Tale teoria consente di quantificare la complessità di una molecola in base al "numero di assemblaggio molecolare", un numero intero che indica quanti elementi costitutivi è necessario si leghino insieme ed in quali quantità per formare una molecola: ad un numero maggiore corrisponde una molecola più complicata su uno spettrometro di massa.

Utilizzando lo spettrometro di massa una molecola complessa mostrerebbe picchi di energia più distinti (anche perché composta da molti legami), e tali picchi rappresentano un identificatore approssimativo del suo numero di assemblaggio.

Quindi pur senza sapere di che molecola si tratti, se l'indicatore supera una certa soglia è probabile che essa abbia un'origine biologica.

L'esame di parecchi campioni forniti dalla NASA e sottoposti all'analisi in doppio cieco ha dato risultati molto promettenti.

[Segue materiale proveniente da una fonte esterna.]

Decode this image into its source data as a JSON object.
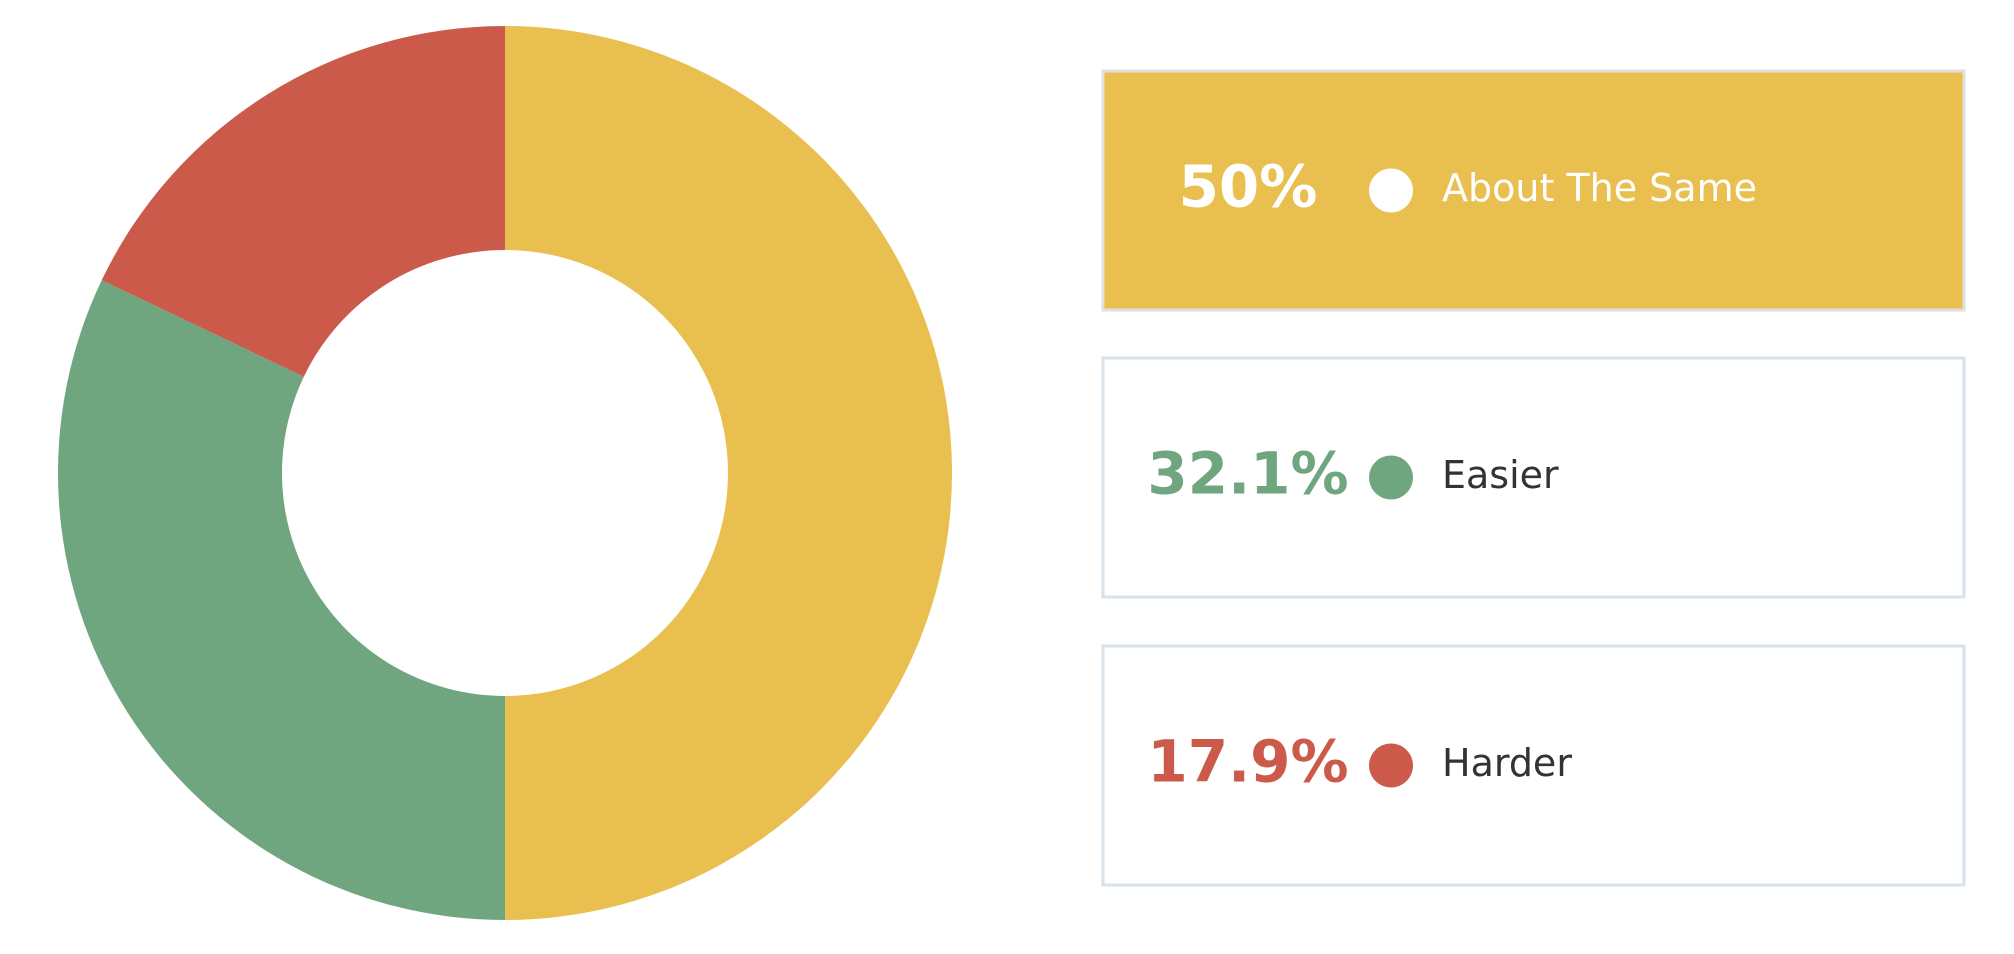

Scopo che si è dato il LAB è lo sviluppo di strumenti che aiutino i veicoli spaziali ad individuare forme di vita "bizzarre" all'interno del sistema solare, l'unico settore dello spazio dove l'attuale tecnologia ci consente di inviare sonde automatiche.
Da quanto fin qui esposto risulta chiaro che i dati raccolti da un solo strumento, qualora trovino qualcosa di "interessante", non ci permettono di affermare con sicurezza di aver individuato la presenza di vita aliena; quindi l'obiettivo comune a tutti i gruppi è progettare un apparato che permetta di integrare i diversi dispositivi che verranno messi a punto ed assicurare che possano lavorare congiuntamente.

Ad esempio un apparato in grado di identificare molecole con elevato numero di assemblaggio, concentrate in aree delimitate e dotate di aspetto diverso rispetto all'ambiente in cui si trovano.

Per finire è opportuno sottolineare ancora una volta che i risultati infine forniti avranno comunque un carattere probabilistico: nonostante il nuovo approccio non disponiamo ancora di sufficienti conoscenze scientifiche che ci permettano di progettare un biomarcatore in grado di darci una risposta definitiva.





Note:

(1) Basate cioè sull'ipotesi che una vita aliena debba aver seguito per forza un processo evolutivo simile a quello occorso sul nostro pianeta, dunque esser dotata di meccanismi simili al DNA-RNA in modo che le cellule ricevano le istruzioni per replicarsi.

(2) Gli SNA sono nanostrutture costituite da una disposizione densamente compatta ed altamente orientata di acidi nucleici lineari in una geometria sferica tridimensionale.
Questa nuova architettura tridimensionale è responsabile di molte delle nuove proprietà chimiche, biologiche e fisiche dell'SNA che lo rendono utile nella biomedicina e nella sintesi dei materiali.
Gli SNA sono stati introdotti per la prima volta nel 1996 dal gruppo di Chad Mirkin alla Northwestern University .

(3) Trattando di XNA e di vita sintetica.